A friend of mine told me we need this hurt… that we should embrace it. Because the day we forget the past is the day we no longer mourn for those departed, dead, alive, or both… The day we stop is the day we cease to honor these whispering ghosts whom dwell between the tiny spaces between our eyelids in the dreamy, shadowy half-light.

It is the day we no longer leave flowers on silent graves.

And lately it seems as though I spend more time in dream - with my soul wandering ever deeper into the wilderness, as I sit before this screen watching the snowfall - desperately searching of you. I can hear your cries and I know you're out there, like me, scanning the skyline waiting for a sign that will probably never come. I listen and try to discern what you say, above the chaotic din of broken souls who wash about alongside us in the endless pool Mnemosyne, here where Acheron and Cocytus meet… countless dry, dead souls.

This is my hurt.

This is my paradigm... my path. This is the endless rollercoaster I ride on the diabolical Moebius fire-dragon - an endless series of great peaks and deep valleys, with no destination, nor no end, ever in sight. Just the next score.

And all I can ask… or plead… is that you please never stop searching for me.

Thursday, September 14, 2006

The Beaches at Avernus

Many people believe destiny is a fixed timeline of events that is inevitable and unchangeable. Try as we might, sorrow and pain is inescapable. Some have tried, only to fail. Oedipus, MacBeth, Tess… all unable to outmaneuver fate and ultimately, resigned to tragic loss.

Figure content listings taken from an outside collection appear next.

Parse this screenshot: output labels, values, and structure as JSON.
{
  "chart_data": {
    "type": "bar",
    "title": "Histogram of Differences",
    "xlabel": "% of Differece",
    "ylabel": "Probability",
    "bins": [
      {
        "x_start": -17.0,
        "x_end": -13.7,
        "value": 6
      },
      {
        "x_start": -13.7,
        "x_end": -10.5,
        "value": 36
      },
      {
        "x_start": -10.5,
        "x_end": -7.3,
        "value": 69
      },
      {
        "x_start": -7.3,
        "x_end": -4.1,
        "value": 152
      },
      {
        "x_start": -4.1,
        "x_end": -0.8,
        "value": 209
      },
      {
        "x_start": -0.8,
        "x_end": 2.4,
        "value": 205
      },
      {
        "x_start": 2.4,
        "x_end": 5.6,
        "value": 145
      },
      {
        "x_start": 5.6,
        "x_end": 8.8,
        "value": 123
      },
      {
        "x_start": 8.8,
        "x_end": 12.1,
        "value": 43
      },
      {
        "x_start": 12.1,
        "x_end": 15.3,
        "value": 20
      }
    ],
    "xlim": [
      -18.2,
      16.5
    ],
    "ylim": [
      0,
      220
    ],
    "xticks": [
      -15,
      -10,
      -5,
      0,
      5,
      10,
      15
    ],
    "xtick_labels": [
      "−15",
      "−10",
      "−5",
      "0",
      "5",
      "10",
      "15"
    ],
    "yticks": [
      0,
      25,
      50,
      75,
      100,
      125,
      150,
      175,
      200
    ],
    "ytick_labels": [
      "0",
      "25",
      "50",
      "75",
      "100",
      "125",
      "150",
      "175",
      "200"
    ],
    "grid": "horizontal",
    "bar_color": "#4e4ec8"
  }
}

Resignation - salty seas and distant shores far, far away from here. Black waves, like a million fingers, claw white sand and there they lie devoid of all hope, life, and meaning: stinking masses of rotting flesh. Once a king, now… nothing.

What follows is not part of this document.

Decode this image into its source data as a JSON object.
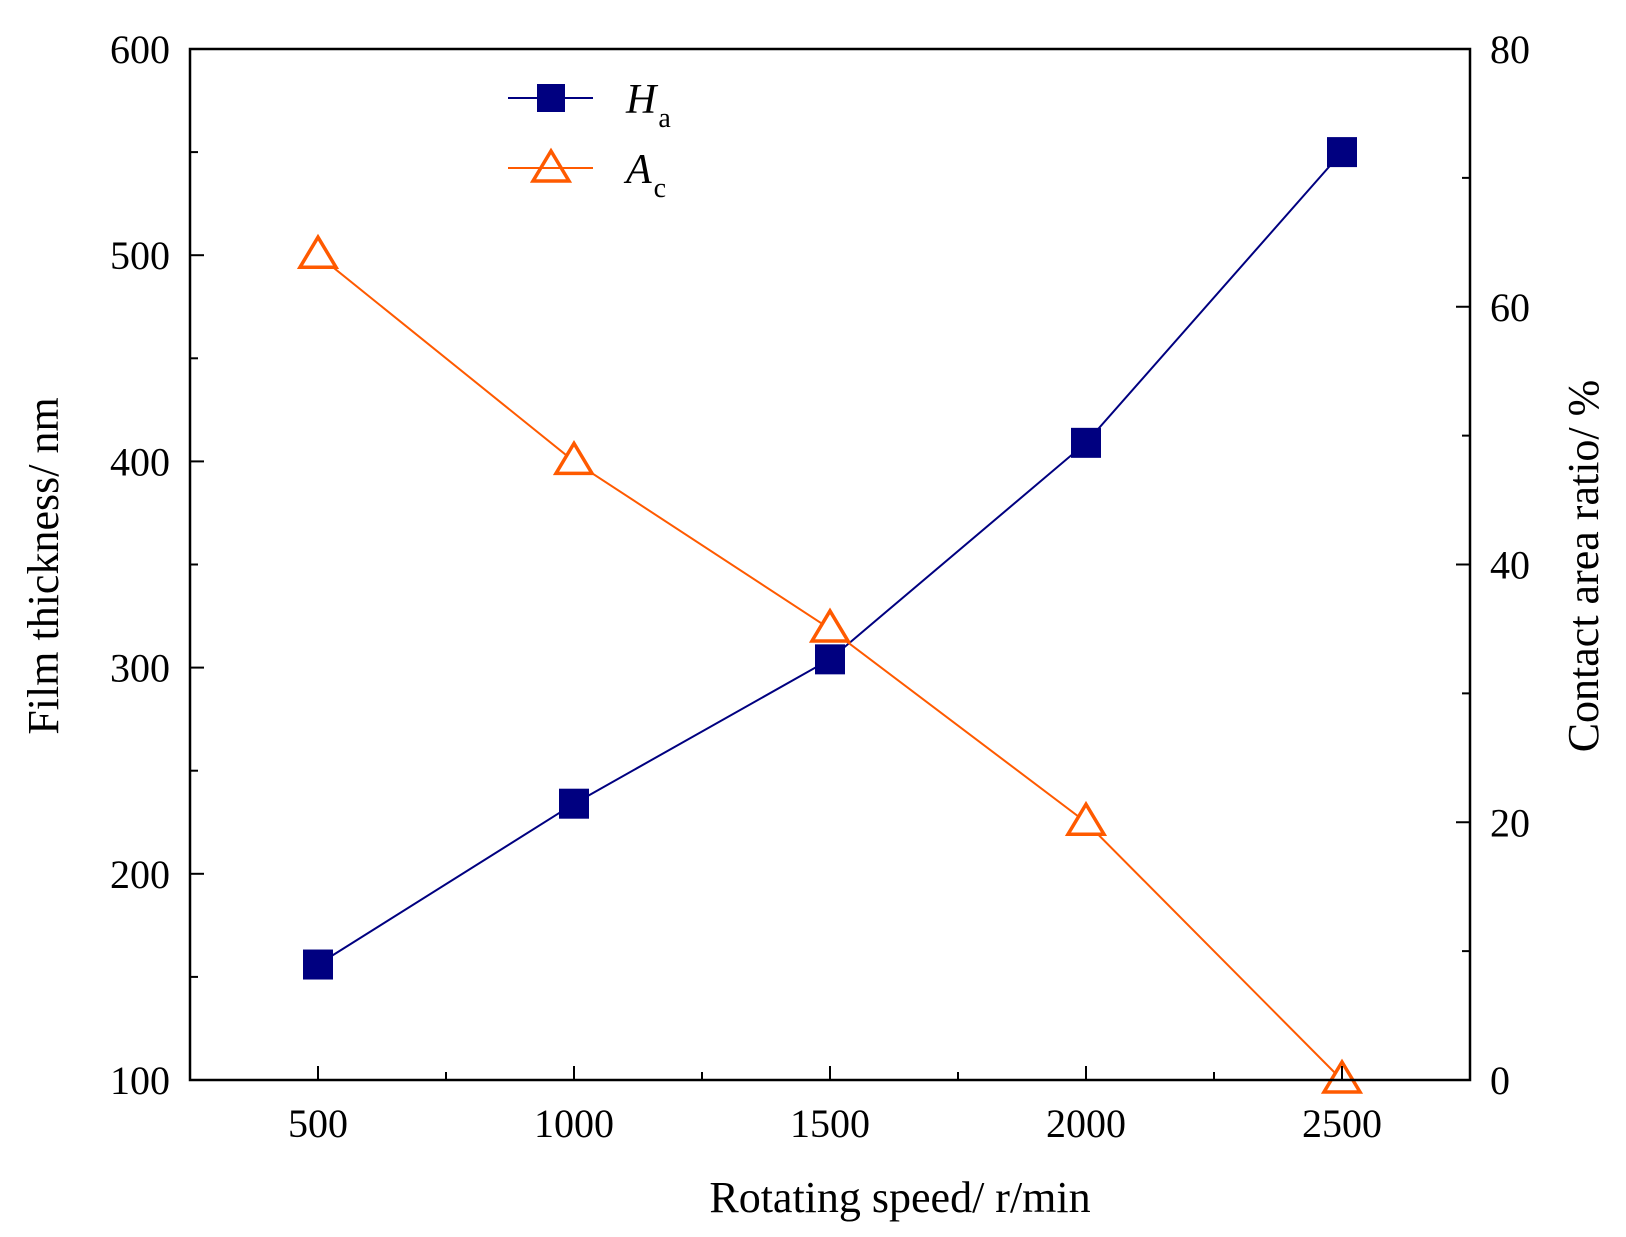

And I sit upon a broken throne and upon my brow a broken crown and in my heart so many broken vows.

"Why did the whales beach? Did they do it for your benefit? Did you call them?"

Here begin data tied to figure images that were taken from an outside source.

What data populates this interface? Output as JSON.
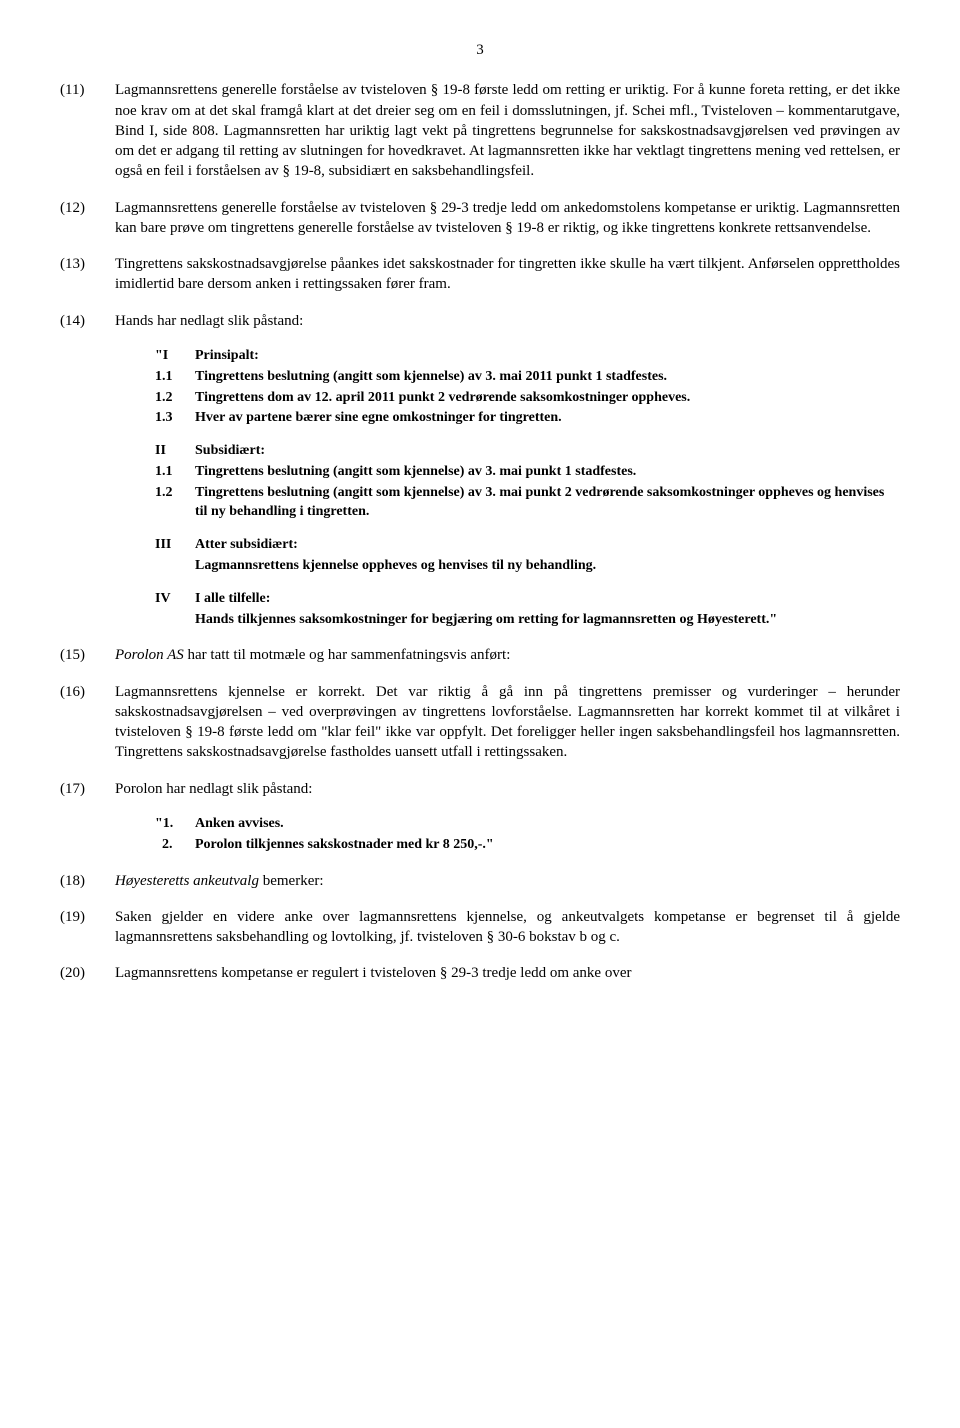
{
  "pageNumber": "3",
  "paragraphs": {
    "p11": {
      "num": "(11)",
      "text": "Lagmannsrettens generelle forståelse av tvisteloven § 19-8 første ledd om retting er uriktig. For å kunne foreta retting, er det ikke noe krav om at det skal framgå klart at det dreier seg om en feil i domsslutningen, jf. Schei mfl., Tvisteloven – kommentarutgave, Bind I, side 808. Lagmannsretten har uriktig lagt vekt på tingrettens begrunnelse for sakskostnadsavgjørelsen ved prøvingen av om det er adgang til retting av slutningen for hovedkravet. At lagmannsretten ikke har vektlagt tingrettens mening ved rettelsen, er også en feil i forståelsen av § 19-8, subsidiært en saksbehandlingsfeil."
    },
    "p12": {
      "num": "(12)",
      "text": "Lagmannsrettens generelle forståelse av tvisteloven § 29-3 tredje ledd om ankedomstolens kompetanse er uriktig. Lagmannsretten kan bare prøve om tingrettens generelle forståelse av tvisteloven § 19-8 er riktig, og ikke tingrettens konkrete rettsanvendelse."
    },
    "p13": {
      "num": "(13)",
      "text": "Tingrettens sakskostnadsavgjørelse påankes idet sakskostnader for tingretten ikke skulle ha vært tilkjent. Anførselen opprettholdes imidlertid bare dersom anken i rettingssaken fører fram."
    },
    "p14": {
      "num": "(14)",
      "text": "Hands har nedlagt slik påstand:"
    },
    "p15": {
      "num": "(15)",
      "party": "Porolon AS",
      "text": " har tatt til motmæle og har sammenfatningsvis anført:"
    },
    "p16": {
      "num": "(16)",
      "text": "Lagmannsrettens kjennelse er korrekt. Det var riktig å gå inn på tingrettens premisser og vurderinger – herunder sakskostnadsavgjørelsen – ved overprøvingen av tingrettens lovforståelse. Lagmannsretten har korrekt kommet til at vilkåret i tvisteloven § 19-8 første ledd om \"klar feil\" ikke var oppfylt. Det foreligger heller ingen saksbehandlingsfeil hos lagmannsretten. Tingrettens sakskostnadsavgjørelse fastholdes uansett utfall i rettingssaken."
    },
    "p17": {
      "num": "(17)",
      "text": "Porolon har nedlagt slik påstand:"
    },
    "p18": {
      "num": "(18)",
      "party": "Høyesteretts ankeutvalg",
      "text": " bemerker:"
    },
    "p19": {
      "num": "(19)",
      "text": "Saken gjelder en videre anke over lagmannsrettens kjennelse, og ankeutvalgets kompetanse er begrenset til å gjelde lagmannsrettens saksbehandling og lovtolking, jf. tvisteloven § 30-6 bokstav b og c."
    },
    "p20": {
      "num": "(20)",
      "text": "Lagmannsrettens kompetanse er regulert i tvisteloven § 29-3 tredje ledd om anke over"
    }
  },
  "claims14": {
    "g1": {
      "head_label": "\"I",
      "head_text": "Prinsipalt:",
      "r1_label": "1.1",
      "r1_text": "Tingrettens beslutning (angitt som kjennelse) av 3. mai 2011 punkt 1 stadfestes.",
      "r2_label": "1.2",
      "r2_text": "Tingrettens dom av 12. april 2011 punkt 2 vedrørende saksomkostninger oppheves.",
      "r3_label": "1.3",
      "r3_text": "Hver av partene bærer sine egne omkostninger for tingretten."
    },
    "g2": {
      "head_label": "II",
      "head_text": "Subsidiært:",
      "r1_label": "1.1",
      "r1_text": "Tingrettens beslutning (angitt som kjennelse) av 3. mai punkt 1 stadfestes.",
      "r2_label": "1.2",
      "r2_text": "Tingrettens beslutning (angitt som kjennelse) av 3. mai punkt 2 vedrørende saksomkostninger oppheves og henvises til ny behandling i tingretten."
    },
    "g3": {
      "head_label": "III",
      "head_text": "Atter subsidiært:",
      "body": "Lagmannsrettens kjennelse oppheves og henvises til ny behandling."
    },
    "g4": {
      "head_label": "IV",
      "head_text": "I alle tilfelle:",
      "body": "Hands tilkjennes saksomkostninger for begjæring om retting for lagmannsretten og Høyesterett.\""
    }
  },
  "claims17": {
    "r1_label": "\"1.",
    "r1_text": "Anken avvises.",
    "r2_label": "  2.",
    "r2_text": "Porolon tilkjennes sakskostnader med kr 8 250,-.\""
  }
}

Feint echoes of you resonate through the hollow caverns of my soul. They scatter and dissipate like golden-brown leaves heralding the onset of winter. Laughter now a distant memory, a myth told around a dwindling fire that may or may not have actually happened a long, long time ago in a more innocent time.

I miss you. I need you. I am dead here without you. Like your whales, I have given up. I have resigned to my fate… every time the needle punctures a vein, I hover ever closer to those distant shores. The dying songs of my brethren, like Ulysses' sirens, fill my ears and blind my thoughts.

There is only one promise left, and I remain steadfast to my word as a mariner guided by the stars: when I die I will wait here for you alone in darkness. It is here I grieve.